PORT Adelaide and Centacare Catholic Family Services will continue to help put a stop to violence against women through targeted programs, having agreed to a three-year partnership extension.

Centacare has announced it will fund the Power to End Violence Against Women program until 2019, targeting male Year 10 students across the state.

This essential funding means more than 20 schools and close to 1500 students across South Australia will be exposed to the Power to End Violence Against Women program this year, with an aim to address the prevalence of domestic violence within our community.

"Without the funding we wouldn’t be able to have the same impact in the community, this gives us the opportunity to discuss the issue to a broader range of young people, ” Ross Wait, Senior Youth Programs Manager said.

Centacare Assistant Director Pauline Connelly said the unique program would combine skills and knowledge to help make a difference.

“Centacare sees first-hand the effect of violence on women and children and is inspired by the Port Adelaide Football Club, who create opportunities to utilise their profile and players to influence young men about respectful relationships,” Ms Connelly said.

“The partnership between Centacare and Port Adelaide is based on mutual respect, sharing, trust and commitment, like any other respectful relationship.

“We already see the fruits of this program and what happens when two very different organisations combine resources for a common cause.”

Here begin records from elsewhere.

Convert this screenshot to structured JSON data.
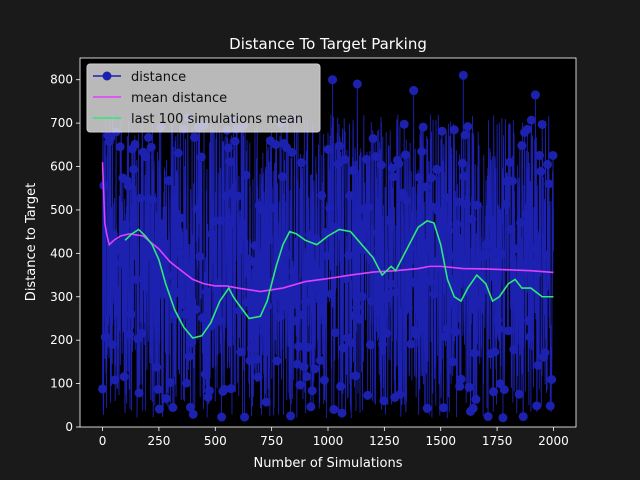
{
  "chart_data": {
    "type": "line",
    "title": "Distance To Target Parking",
    "xlabel": "Number of Simulations",
    "ylabel": "Distance to Target",
    "xlim": [
      -100,
      2100
    ],
    "ylim": [
      0,
      850
    ],
    "xticks": [
      0,
      250,
      500,
      750,
      1000,
      1250,
      1500,
      1750,
      2000
    ],
    "yticks": [
      0,
      100,
      200,
      300,
      400,
      500,
      600,
      700,
      800
    ],
    "grid": false,
    "legend_position": "upper-left",
    "colors": {
      "background": "#1a1a1a",
      "axes": "#000000",
      "text": "#ffffff",
      "distance": "#1c21b0",
      "mean": "#e040fb",
      "last100": "#2ee87a",
      "legend_bg": "#d9d9d9"
    },
    "series": [
      {
        "name": "distance",
        "style": "line-with-markers",
        "x_range": [
          0,
          2000
        ],
        "min_value": 20,
        "max_value": 810,
        "notable_points": [
          {
            "x": 1600,
            "y": 810
          },
          {
            "x": 1920,
            "y": 765
          },
          {
            "x": 1380,
            "y": 775
          },
          {
            "x": 1130,
            "y": 790
          },
          {
            "x": 1020,
            "y": 800
          }
        ]
      },
      {
        "name": "mean distance",
        "x": [
          0,
          10,
          20,
          30,
          50,
          80,
          120,
          180,
          250,
          300,
          350,
          400,
          450,
          500,
          550,
          600,
          700,
          800,
          900,
          1000,
          1100,
          1200,
          1300,
          1400,
          1450,
          1500,
          1600,
          1700,
          1800,
          1900,
          2000
        ],
        "y": [
          610,
          470,
          440,
          420,
          430,
          440,
          445,
          440,
          410,
          380,
          360,
          340,
          330,
          325,
          325,
          320,
          312,
          320,
          335,
          342,
          350,
          357,
          360,
          365,
          370,
          370,
          365,
          364,
          362,
          360,
          356
        ]
      },
      {
        "name": "last 100 simulations mean",
        "x": [
          100,
          130,
          160,
          190,
          220,
          250,
          280,
          320,
          360,
          400,
          440,
          480,
          520,
          560,
          580,
          600,
          650,
          700,
          730,
          770,
          800,
          830,
          860,
          900,
          950,
          1000,
          1050,
          1100,
          1150,
          1200,
          1240,
          1280,
          1300,
          1350,
          1400,
          1440,
          1470,
          1500,
          1530,
          1560,
          1590,
          1620,
          1660,
          1700,
          1730,
          1760,
          1800,
          1830,
          1860,
          1900,
          1950,
          2000
        ],
        "y": [
          430,
          445,
          455,
          440,
          420,
          385,
          330,
          270,
          230,
          205,
          210,
          240,
          290,
          320,
          300,
          285,
          250,
          255,
          290,
          370,
          420,
          450,
          445,
          430,
          420,
          440,
          455,
          450,
          420,
          390,
          350,
          370,
          360,
          410,
          460,
          475,
          470,
          420,
          340,
          300,
          290,
          320,
          350,
          330,
          290,
          300,
          330,
          340,
          320,
          320,
          300,
          300
        ]
      }
    ]
  }
}
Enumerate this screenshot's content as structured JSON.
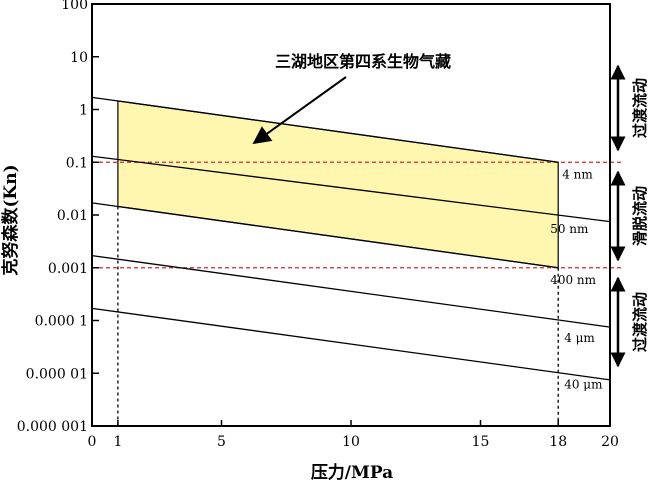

The need for this program comes after research on domestic violence revealed most young people have experienced or witnessed some form of domestic abuse by the time they reach their teenage years.

The Power to End Violence Against Women program will provide young people the opportunity to discuss the issue of violence against women and explore respectful relationships.

“It’s very encouraging to see the young people engaging so much and asking questions about the broader violence topic in society,” Wait said.

“Year 10 is an appropriate age to be discussing respectful relationships, as young men are starting to form relationships in their own lives, and realise how important is it to be interacting with those people in a respectful way.”

With the help of Port Adelaide Football Club ambassadors Travis Boak, Matthew White, Ollie Wines and former players Russell Ebert and Gavin Wanganeen, the Power to End Violence Against Women program provides the information and skills necessary to help young men make informed choices to prevent violent behaviours in society.

“We’re encouraging young people to be agents of change in the community,” Wait said.

“If they experience violence or domestic violence they will have the necessary tools to confront the issue and the program will empower them to make a change in the community.”

At the completion of the 2016 program, each participant will be invited to attend an ‘End Violence Against Women’ Event at the Port Adelaide Football Club with their fathers.

This event will involve participation from Port Adelaide representatives, including senior coach Ken Hinkley.

The campaign launched in 2015 with the help of both the South Australian State Government and Centacare Catholic Family Services.